Financially, yes. The SEC, Big 12, Big Ten, Pac-12 and ACC (plus ACC semi-member Notre Dame) all get more — much more — money from this new playoff deal than do schools from the Group of Five.
How much money are we talking about?
Sports Business Journal estimates that over its 12-year run, the new format could be worth a staggering $7.3 billion.
How did the Sugar Bowl make out in all of this?
It’s virtually impossible to say the Sugar could have done better in this new format. The Sugar will get four semifinals. And in the other eight years of the playoff, it will host the SEC and Big 12 champions, or the best available teams from those conferences as the Rose does with the Big Ten and Pac-12 (one assumes the SEC and Big 12 teams would have to meet a criteria, like being in the final top 12 of whatever ranking is used). The Sugar gets to be played in prime time on New Year’s Day ever year (except when the NFL finishes on Jan. 1, when The Sugar Bowl will be on Jan. 2) with a strong TV lead in from the Rose. And it is a virtual lock to get at least one championship game over the next 12 years, though at least two seems more likely.
The Sugar probably won’t have the national championship game every four years as it currently does in the BCS, but that’s the case for everyone. The Sugar has insured its and New Orleans’ status as a major bowl host city for the life of the playoff deal and probably beyond.
Could the playoff expand to eight or even 16 teams?
Of course. The minute after the first four teams are picked, expect the No. 5 team to start howling. Bracket creep, as it is called, seems inevitable, but the 12-year length of the playoff format starting out is designed to hold that off as long as possible.
How would the playoff have worked this year?

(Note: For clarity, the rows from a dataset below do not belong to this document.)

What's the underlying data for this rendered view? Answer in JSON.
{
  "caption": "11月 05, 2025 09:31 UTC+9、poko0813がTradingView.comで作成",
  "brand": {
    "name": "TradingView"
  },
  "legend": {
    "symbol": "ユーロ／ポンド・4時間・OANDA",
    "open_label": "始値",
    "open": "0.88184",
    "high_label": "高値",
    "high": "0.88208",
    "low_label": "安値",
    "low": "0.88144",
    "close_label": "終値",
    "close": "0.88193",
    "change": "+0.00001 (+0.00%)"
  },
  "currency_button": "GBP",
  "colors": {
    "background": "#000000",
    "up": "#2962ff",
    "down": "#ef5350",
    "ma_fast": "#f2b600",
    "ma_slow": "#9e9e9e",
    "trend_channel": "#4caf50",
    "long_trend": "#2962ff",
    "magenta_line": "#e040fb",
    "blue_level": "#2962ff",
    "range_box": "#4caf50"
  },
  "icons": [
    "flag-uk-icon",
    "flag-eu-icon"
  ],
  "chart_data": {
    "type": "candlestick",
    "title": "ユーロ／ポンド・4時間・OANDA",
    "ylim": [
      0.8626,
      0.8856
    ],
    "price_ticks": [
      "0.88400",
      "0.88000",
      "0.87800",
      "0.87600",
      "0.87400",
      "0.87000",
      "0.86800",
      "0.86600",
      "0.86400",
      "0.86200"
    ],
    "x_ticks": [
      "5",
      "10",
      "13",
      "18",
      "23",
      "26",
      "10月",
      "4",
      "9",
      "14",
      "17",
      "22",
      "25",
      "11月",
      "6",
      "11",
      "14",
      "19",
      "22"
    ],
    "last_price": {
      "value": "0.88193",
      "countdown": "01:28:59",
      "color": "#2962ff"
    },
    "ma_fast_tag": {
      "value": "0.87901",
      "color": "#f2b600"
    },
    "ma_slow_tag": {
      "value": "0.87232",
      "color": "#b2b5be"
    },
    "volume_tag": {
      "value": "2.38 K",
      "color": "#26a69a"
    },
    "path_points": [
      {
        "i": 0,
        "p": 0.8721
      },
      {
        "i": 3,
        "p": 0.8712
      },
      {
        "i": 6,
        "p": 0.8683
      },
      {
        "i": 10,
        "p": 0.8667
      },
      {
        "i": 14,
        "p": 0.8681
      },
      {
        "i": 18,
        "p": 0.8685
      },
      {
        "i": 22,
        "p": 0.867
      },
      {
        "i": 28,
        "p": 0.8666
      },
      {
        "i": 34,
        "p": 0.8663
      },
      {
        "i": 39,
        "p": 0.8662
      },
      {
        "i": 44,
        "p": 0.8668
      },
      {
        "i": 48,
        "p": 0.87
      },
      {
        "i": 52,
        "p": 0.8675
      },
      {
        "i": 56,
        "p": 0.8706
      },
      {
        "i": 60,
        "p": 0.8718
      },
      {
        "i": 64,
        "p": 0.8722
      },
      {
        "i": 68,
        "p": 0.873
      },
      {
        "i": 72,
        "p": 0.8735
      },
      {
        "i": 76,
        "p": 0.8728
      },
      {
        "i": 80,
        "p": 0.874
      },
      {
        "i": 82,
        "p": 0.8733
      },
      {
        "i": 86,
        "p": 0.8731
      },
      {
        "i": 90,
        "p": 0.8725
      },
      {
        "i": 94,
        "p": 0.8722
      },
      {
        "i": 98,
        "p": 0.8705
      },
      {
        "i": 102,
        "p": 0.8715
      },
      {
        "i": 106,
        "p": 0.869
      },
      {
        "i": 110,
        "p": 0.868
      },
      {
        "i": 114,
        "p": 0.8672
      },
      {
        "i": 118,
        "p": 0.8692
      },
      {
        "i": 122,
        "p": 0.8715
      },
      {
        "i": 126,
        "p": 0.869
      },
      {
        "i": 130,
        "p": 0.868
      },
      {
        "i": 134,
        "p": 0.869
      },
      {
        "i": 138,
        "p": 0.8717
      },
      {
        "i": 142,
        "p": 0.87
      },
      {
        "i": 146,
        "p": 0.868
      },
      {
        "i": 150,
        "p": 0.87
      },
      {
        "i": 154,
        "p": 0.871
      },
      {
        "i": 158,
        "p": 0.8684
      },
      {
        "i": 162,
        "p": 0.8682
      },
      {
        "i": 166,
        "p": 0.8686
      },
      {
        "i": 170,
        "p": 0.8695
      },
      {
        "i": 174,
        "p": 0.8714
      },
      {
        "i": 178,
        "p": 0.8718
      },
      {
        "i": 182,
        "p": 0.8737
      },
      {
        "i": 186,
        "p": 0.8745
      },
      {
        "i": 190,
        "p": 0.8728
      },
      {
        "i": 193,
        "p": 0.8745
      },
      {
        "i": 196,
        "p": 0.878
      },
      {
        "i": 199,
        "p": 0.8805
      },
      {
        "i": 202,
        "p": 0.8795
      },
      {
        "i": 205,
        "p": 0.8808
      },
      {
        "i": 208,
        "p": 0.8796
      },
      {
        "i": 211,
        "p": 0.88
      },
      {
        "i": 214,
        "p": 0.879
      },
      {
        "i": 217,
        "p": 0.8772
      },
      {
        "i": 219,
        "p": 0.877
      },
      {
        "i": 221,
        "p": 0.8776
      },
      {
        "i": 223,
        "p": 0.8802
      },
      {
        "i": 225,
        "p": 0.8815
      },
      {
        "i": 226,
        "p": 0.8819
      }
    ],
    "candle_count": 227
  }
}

Making use of this year’s BCS standings and the first semifinal playoff sites, you would have had No. 1 Notre Dame against No. 4 Oregon in the Rose Bowl and No. 2 Alabama against No. 3 Florida in the Sugar, thus guaranteeing an SEC team in the national championship game. Considering how the bowls went, let’s say Oregon would have knocked off Notre Dame and Alabama would have beaten Florida. Think an Alabama-Oregon national title game in Cowboys Stadium would have been closer than the Crimson Tide’s 42-14 rout of the Fighting Irish?
What about the rest of the semifinal bowls when not hosting semifinals?
You would have seen some mix of the teams ranked
Nos. 5-12 in the Cotton, Chick-fil-A, Fiesta and Orange bowls. LSU, which finished No. 8 in the BCS standings, would have been in one of those bowls. So would MAC champion Northern Illinois, though No. 15 in the final BCS, it would have been guaranteed a slot as the top team from the Group of Five. The playoff selection committee will fill those bowl slots.
Maybe it would have been Northern Illinois against LSU in the Chick-fil-A.
No, it’s still not a perfect system.